People familiar with the matter revealed that the Chinese government has required local governments in 12 debt conditions to postpone or suspend some infrastructure projects funded by the state to control the risk of debt.
Reuters on Friday (January 19) quoted three people familiar with the matter.Less than half of the project construction.
The named provinces and cities include: Liaoning, Jilin, Guizhou, Yunnan, Tianjin, Chongqing, etc.The notice also requires that these provinces and cities should make every effort to reduce "debt risks to low -level".
Once the goal of reducing debt, the China National Development and Reform Commission will seek the approval of the State Council to adjust the debt policies of these provinces and cities to invest in new infrastructure.However, the notification does not specifically explain how to measure the degree of debt reduction.
Two people familiar with the matter said that the notice issued by the Chinese State Council also listed in detail the list of infrastructure projects that need to be suspended, including highways, airport reconstruction or expansion and urban railway projects.Some central governments have approved projects, such as affordable housing projects, are not within the scope of this suspension project.
The notice also requires the investment scale of the project to compress the investment rate of more than 50%of the local governments.
Unlike most major economies, Chinese government debt is mainly based on local debt. Local governments will financing through local government financing platforms (LGFV) as major basic projects.In 2022, the total scale of China's local bonds exceeded 9.2 trillion yuan (RMB, the same below, the same is S $ 17.33 trillion), accounting for 76%of the GDP (GDP).

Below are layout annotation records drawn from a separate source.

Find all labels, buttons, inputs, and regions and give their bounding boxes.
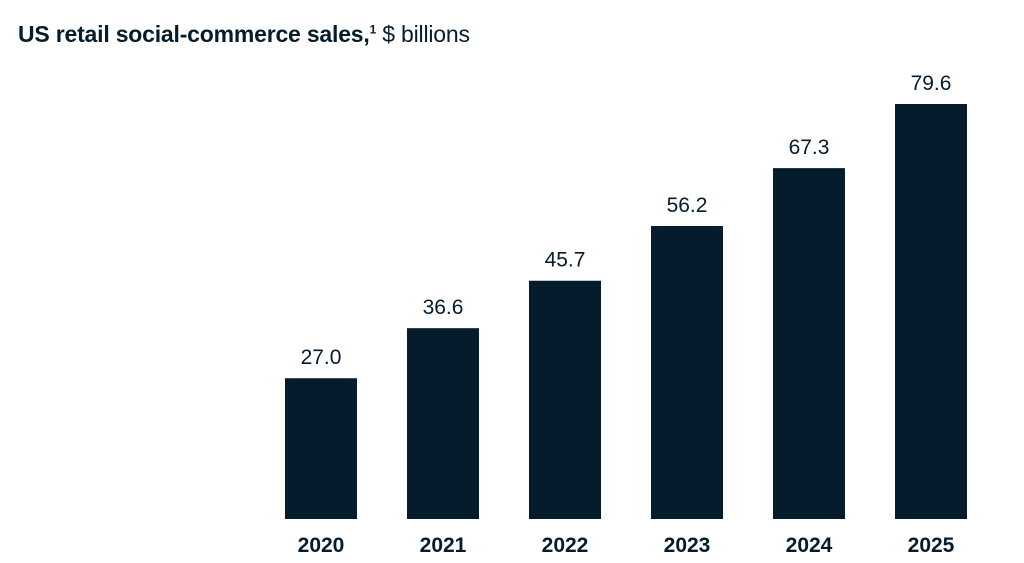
x-tick-label-2020: 2020 (298, 534, 345, 557)
x-tick-label-2022: 2022 (542, 534, 589, 557)
bar-2022 (529, 280, 601, 519)
x-tick-label-2021: 2021 (420, 534, 467, 557)
bar-2025 (895, 104, 967, 519)
chart-title: US retail social-commerce sales,1 $ bill… (18, 20, 470, 48)
value-label-2022: 45.7 (545, 249, 586, 272)
value-label-2025: 79.6 (911, 72, 952, 95)
bar-2021 (407, 328, 479, 519)
bars-group (285, 104, 967, 519)
bar-2020 (285, 378, 357, 519)
x-tick-label-2024: 2024 (786, 534, 833, 557)
chart-title-main: US retail social-commerce sales, (18, 21, 370, 47)
value-label-2024: 67.3 (789, 136, 830, 159)
value-label-2023: 56.2 (667, 194, 708, 217)
x-tick-label-2025: 2025 (908, 534, 955, 557)
value-label-2021: 36.6 (423, 296, 464, 319)
x-axis-tick-labels: 2020 2021 2022 2023 2024 2025 (298, 534, 955, 557)
chart-title-unit: $ billions (382, 21, 470, 47)
bar-2023 (651, 225, 723, 519)
value-labels-group: 27.0 36.6 45.7 56.2 67.3 79.6 (301, 72, 952, 369)
x-tick-label-2023: 2023 (664, 534, 711, 557)
value-label-2020: 27.0 (301, 346, 342, 369)
chart-title-footnote-marker: 1 (369, 22, 377, 37)
bar-2024 (773, 168, 845, 519)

In the past three years, multiple factors such as increasing epidemic expenditure, decreased investment returns, and decreased land income have increased China's local financial burden, and also exacerbated the market's concerns about the upgrading of local debt into a systematic financial risk.
Reuters reported last October that the State Council of the Chinese State Council has Limit 12 new debt high-risk areas issued new new issues.New debt and Malaysia projects , including 12 provincial and municipal autonomous regions including Liaoning, Jilin, Yunnan, Guizhou, Tianjin and Chongqing.They can only undertake a specific project approved by the central government, and the construction of railway stations and power plants is not allowed.
In order to slow the pressure of debt in recent months, the Beijing government continues Issuance Local Government Bond For the expired or upcoming debt to seek the exhibition period or use the old and old temporary solutions.According to data from the Ministry of Finance of China, in the first 11 months of last year, the size of government bonds issued by the local government of China totaling about 9.14 trillion yuan.